La pandémie a aussi révélé au grand jour l’importance de tous ces métiers qui participent du prendre-soin et de l’accompagnement pour la bonne marche de la société ainsi que la fragilité des gains obtenus par les femmes au cours des dernières décennies. En effet, les femmes ont été plus nombreuses à perdre leur emploi et la reprise dans les secteurs d’activité à prédominance féminine se fait beaucoup plus lentement.

En matière d’équité salariale, les femmes peinent encore aujourd’hui à faire respecter leurs droits et doivent multiplier les plaintes. Pour le secteur parapublic, non seulement les milliers de plaintes déposées lors des évaluations de maintien de 2010 et de 2015 sont toujours en traitement, mais en plus, le gouvernement employeur refuse d’accorder à ces femmes le correctif rétroactif auquel elles devraient avoir droit à la suite du gain majeur fait devant la Cour suprême du Canada en 2018.

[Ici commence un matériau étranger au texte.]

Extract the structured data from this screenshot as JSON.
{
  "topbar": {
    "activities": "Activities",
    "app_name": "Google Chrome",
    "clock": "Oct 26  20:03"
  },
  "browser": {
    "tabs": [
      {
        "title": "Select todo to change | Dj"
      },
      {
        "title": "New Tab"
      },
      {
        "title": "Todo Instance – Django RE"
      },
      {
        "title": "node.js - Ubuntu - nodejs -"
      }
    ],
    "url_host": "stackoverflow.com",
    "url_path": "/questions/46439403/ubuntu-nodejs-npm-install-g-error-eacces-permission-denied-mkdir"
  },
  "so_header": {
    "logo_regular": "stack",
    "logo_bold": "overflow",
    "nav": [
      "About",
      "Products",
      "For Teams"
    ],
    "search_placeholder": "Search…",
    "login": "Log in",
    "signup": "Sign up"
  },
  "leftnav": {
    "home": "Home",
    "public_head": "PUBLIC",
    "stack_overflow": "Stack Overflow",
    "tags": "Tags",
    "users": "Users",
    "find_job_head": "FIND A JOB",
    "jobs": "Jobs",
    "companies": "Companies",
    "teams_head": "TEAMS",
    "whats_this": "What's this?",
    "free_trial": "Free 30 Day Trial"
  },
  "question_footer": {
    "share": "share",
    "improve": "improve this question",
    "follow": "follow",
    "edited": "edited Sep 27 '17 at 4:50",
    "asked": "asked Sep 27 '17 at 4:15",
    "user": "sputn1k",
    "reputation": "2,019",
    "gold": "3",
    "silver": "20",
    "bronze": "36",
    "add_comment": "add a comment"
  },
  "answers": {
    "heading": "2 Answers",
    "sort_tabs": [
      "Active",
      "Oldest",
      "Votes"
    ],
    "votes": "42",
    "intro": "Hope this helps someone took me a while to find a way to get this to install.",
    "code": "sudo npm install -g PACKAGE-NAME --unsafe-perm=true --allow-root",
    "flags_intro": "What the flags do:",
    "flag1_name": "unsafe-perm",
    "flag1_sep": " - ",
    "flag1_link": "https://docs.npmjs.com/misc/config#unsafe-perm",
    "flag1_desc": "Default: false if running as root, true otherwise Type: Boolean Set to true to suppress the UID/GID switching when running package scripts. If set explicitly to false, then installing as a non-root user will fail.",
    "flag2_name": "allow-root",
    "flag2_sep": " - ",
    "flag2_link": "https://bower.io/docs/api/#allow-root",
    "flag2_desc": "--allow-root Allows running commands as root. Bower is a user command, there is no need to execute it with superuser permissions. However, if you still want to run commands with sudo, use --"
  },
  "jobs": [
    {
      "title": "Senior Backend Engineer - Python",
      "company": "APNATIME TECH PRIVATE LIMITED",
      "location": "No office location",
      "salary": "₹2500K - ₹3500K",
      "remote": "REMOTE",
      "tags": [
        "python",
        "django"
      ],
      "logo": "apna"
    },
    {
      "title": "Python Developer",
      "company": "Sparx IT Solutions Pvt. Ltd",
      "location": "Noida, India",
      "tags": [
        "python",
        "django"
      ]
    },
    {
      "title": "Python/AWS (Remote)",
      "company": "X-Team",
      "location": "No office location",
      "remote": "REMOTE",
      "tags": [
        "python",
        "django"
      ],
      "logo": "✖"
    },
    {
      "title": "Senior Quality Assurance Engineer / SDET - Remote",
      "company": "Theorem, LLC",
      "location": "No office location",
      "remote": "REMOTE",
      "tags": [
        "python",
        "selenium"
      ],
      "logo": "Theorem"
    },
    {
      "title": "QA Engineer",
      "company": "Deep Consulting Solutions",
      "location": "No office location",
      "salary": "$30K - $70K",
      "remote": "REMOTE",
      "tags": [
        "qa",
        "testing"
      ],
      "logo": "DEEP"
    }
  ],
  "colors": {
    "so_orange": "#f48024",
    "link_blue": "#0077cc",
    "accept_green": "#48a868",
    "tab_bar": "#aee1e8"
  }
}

Une révision de la Loi sur l’équité salariale s’impose donc à la fois pour corriger cette situation inéquitable. Maintenant que la société reconnaît que les services publics et les emplois dits qui participent du prendre-soin et de l’accompagnement sont essentiels à la société québécoise, il est essentiel de faire reconnaître la réelle valeur du travail des emplois à prédominance féminine ainsi que leur importance pour l’ensemble de la société québécoise.